MULTI-MILLION-POUND plans to transform the centre of Newton Abbot could be at risk with a deadline to spend millions of pounds of government money just weeks away.

The ambitious plans originally included a new cinema, the transformation of the old Market Hall and changes to traffic and parking in Queen Street.

They were submitted to the government in 2019 and approved, but have been dogged by delays ever since.

A new report to Teignbridge Council describes ‘years of indecision and disagreement’.

It warns that progress has been so slow that the entire project is at risk of failing, with the prospect of millions of pounds being handed back to the government unspent.

The Department for Levelling Up, Homes and Communities has told the council it is unlikely to extend the March deadline for spending the money.

A decision not to allow council officers to press on with urgent decision-making is seen as one of the key reasons for the delays.

The report will be considered by the full council next week, with a call for ‘clarity and clear direction’ to make sure the town doesn’t lose out on the £9 million project councillors described as ‘transformational’ when it was first unveiled.

However, officers are warning that it may already be too late.

The council’s original submission to the government’s Future High Streets Fund focused on ‘creating a modern centre that embraces sustainable travel and encourages people to shop, buy, eat and socialise locally’.

It said: ‘Space for community, artistic and cultural activities will be created alongside a revitalised market, food hall and Market Square.

‘A new state-of-the-art cinema will be built and significant improvements made to Queen Street and the National Cycle Network Route.’

However, the Queen Street traffic and parking proposals have proved divisive, while the cinema plan has been scrapped after being described as ‘dead in the water’.

At a meeting last July, council leader Martin Wrigley (Dawlish NE) and 10 other Liberal Democrat councillors backed a motion blocking officers from making key decisions on the project under delegated powers.

It said progress on the Market Hall and cinema had been ‘disappointingly slow’ and the projects were progressing without detailed oversight.

The big decisions would be overseen from then on by the executive committee instead and reported back to full council.

The motion said: ‘It is not the intention to stop the work, but to deliver the projects in a timely manner.’

But the report to next week’s meeting says: ‘The lack of delivery and current pause caused by the removal of delegated authority means there is a very real possibility of failing to deliver any element of the suite of projects.’
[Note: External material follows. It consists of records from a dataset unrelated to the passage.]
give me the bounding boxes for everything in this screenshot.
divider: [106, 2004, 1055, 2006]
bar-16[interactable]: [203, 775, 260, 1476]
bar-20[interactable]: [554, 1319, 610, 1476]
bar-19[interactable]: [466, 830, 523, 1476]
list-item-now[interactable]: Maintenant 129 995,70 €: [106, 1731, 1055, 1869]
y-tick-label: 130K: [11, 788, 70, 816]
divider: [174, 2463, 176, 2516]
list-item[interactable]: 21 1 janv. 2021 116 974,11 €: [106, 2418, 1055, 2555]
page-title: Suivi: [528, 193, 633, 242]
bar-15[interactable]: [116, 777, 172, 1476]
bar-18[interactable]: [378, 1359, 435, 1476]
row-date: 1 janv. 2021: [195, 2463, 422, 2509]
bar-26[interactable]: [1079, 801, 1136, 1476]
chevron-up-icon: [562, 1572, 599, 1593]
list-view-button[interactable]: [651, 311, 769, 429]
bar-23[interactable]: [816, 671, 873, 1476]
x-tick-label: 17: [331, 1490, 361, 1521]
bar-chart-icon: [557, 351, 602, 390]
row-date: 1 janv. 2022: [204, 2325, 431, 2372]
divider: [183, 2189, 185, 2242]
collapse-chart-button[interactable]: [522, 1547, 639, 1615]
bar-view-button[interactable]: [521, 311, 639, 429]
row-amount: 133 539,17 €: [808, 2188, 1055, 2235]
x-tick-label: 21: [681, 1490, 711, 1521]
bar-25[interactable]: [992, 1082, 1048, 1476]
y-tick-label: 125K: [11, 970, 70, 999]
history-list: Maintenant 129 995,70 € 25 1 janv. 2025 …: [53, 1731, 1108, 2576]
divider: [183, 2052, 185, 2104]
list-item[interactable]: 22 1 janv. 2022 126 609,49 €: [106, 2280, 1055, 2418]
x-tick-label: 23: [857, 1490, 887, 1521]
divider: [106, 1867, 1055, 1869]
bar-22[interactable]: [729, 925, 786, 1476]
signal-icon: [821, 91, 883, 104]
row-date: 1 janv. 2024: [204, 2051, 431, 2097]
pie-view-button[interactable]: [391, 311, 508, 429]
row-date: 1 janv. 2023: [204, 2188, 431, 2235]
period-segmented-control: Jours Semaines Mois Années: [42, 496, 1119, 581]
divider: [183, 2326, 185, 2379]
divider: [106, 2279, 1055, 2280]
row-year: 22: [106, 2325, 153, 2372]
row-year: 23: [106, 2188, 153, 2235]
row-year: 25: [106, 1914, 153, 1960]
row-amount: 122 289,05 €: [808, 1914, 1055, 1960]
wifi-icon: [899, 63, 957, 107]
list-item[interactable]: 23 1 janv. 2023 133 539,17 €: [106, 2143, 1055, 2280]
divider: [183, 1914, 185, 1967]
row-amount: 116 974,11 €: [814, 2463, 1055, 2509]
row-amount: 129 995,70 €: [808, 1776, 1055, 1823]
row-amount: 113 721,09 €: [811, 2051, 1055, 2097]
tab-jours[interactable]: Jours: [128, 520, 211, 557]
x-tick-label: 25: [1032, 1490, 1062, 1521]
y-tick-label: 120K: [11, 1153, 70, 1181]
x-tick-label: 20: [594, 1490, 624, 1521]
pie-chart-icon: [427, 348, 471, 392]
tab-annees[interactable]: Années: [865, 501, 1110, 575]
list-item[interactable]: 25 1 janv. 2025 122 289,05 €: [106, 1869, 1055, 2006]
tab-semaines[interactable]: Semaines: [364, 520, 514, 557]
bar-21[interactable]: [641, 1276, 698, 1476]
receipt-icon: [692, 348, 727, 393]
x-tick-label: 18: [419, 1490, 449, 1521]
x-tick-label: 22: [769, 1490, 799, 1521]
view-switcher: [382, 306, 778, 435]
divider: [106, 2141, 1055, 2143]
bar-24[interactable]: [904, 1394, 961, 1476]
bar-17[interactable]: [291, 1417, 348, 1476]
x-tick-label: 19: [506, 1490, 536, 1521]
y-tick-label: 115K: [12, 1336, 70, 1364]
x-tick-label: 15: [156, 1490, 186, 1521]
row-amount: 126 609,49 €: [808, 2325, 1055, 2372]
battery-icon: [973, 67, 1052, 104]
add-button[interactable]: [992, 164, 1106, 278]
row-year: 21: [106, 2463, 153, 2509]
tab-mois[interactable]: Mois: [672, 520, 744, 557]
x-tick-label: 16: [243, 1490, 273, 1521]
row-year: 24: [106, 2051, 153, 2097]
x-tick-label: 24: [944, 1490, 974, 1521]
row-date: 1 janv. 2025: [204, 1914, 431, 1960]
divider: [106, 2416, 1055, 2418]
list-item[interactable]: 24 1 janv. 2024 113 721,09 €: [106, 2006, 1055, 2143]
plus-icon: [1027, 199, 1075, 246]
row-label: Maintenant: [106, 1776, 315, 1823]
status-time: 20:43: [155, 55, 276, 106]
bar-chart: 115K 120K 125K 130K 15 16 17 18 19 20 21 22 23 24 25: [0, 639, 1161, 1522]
It says a lack of ‘decisive action’ could mean the projects run out of time and the money will have to be handed back. The cost to the council could be ‘abortive’.

The report goes on: ‘The removal of all delegated authority to progress the scheme has significantly slowed down progress to the extent that the Market Hall project is now at significant risk of failure if we cannot spend the government grant funding in time.’

It says the current position is ‘unsustainable’ and relying on the executive committee and the council to make the decisions is too slow.

Members of the council will be asked next week to back a new submission to the government asking for more time to spend the money as well as freeing up officers again to push on with key decisions.

The cinema would be removed from the fresh submission, meaning the £6.9 million earmarked for that could be spent instead on the Market Hall, where roof repairs are now required.